High street banks publish annual rates. NatWest and Virgin Money both quote from 4.5% to 10.5% per year. Barclays lists rates from 8.5% to 14.9% annually. HSBC publishes a range of 8.6% to 11.3% per year, though its maximum loan of £300,000 means a £250,000 request sits near the top of its lending envelope. United Trust Bank offers rates from 5% to 12.5% annually for structured property finance.
Specialist and short-term lenders use monthly rates. One Stop Business Finance publishes rates from 1.6% to 3% per month. Fleximize quotes 0.9% to 3.6% monthly. 4syte lists rates between 3% and 9.5% per month. Novuna publishes from 4.5% to 12.5% monthly for asset-based facilities.
Monthly rates suit shorter borrowing periods. Annual rates favour longer-term agricultural investment. The rate you receive depends on your security quality, trading history, and overall financial position.
Eligibility thresholds UK agricultural businesses should prepare for
Most lenders on this list require a personal guarantee from directors or farm owners. One Stop Business Finance, Fleximize, Accredo, 4syte, NatWest, HSBC, and Virgin Money all confirm this. A personal guarantee means your personal assets could be at risk if the business defaults.
Turnover requirements vary. One Stop Business Finance has no minimum turnover threshold, making it accessible to smaller farming operations. Fleximize requires £150,000 in annual turnover. 4syte and NatWest both ask for at least £300,000. Novuna sets a lower bar at £50,000.
Trading history expectations also differ. One Stop Business Finance and 4syte impose no minimum trading period, which helps newer agricultural ventures. Fleximize requires six months. Virgin Money and Novuna expect at least one year of trading.
Several lenders require the applicant to be a homeowner. Fleximize, Accredo, and 4syte all list this as a condition.
How to strengthen your application for £250,000 in farm finance
A strong application starts with clear financial records. Lenders will review at least two years of farm accounts, including profit and loss statements and balance sheets.
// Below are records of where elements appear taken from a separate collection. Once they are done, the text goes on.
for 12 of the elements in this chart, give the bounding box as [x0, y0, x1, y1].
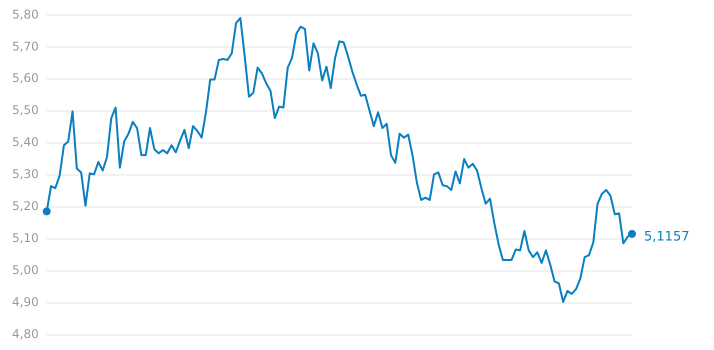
- y-tick-label: 5,00: [12, 263, 39, 278]
- y-tick-label: 5,50: [12, 103, 39, 118]
- y-tick-label: 4,80: [12, 326, 39, 341]
- y-tick-label: 5,70: [12, 39, 39, 54]
- y-tick-label: 5,60: [12, 71, 39, 86]
- y-tick-label: 5,40: [12, 135, 39, 150]
- y-tick-label: 5,20: [12, 199, 39, 214]
- y-tick-label: 5,80: [12, 7, 39, 22]
- y-tick-label: 4,90: [12, 294, 39, 309]
- y-tick-label: 5,10: [12, 231, 39, 246]
- y-tick-label: 5,30: [12, 167, 39, 182]
- data-label: 5,1157: [644, 229, 690, 244]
If your accounts show fluctuating income due to seasonal cycles or commodity prices, prepare a written explanation.
Get your security valued before you apply. Most agricultural lenders will commission their own valuation, but having a recent independent valuation of your land, buildings, or machinery helps set realistic expectations around LTV limits.
Prepare a cash flow forecast that shows how the £250,000 will be used and how repayments fit within your farm's income pattern. Lenders want to see that debt service is manageable even in a lean year. Include details of any existing borrowing, such as outstanding agricultural mortgages or equipment finance.
Finally, check your credit profile. Both personal and business credit reports matter, especially where a personal guarantee is required. Resolve any errors before submitting your application.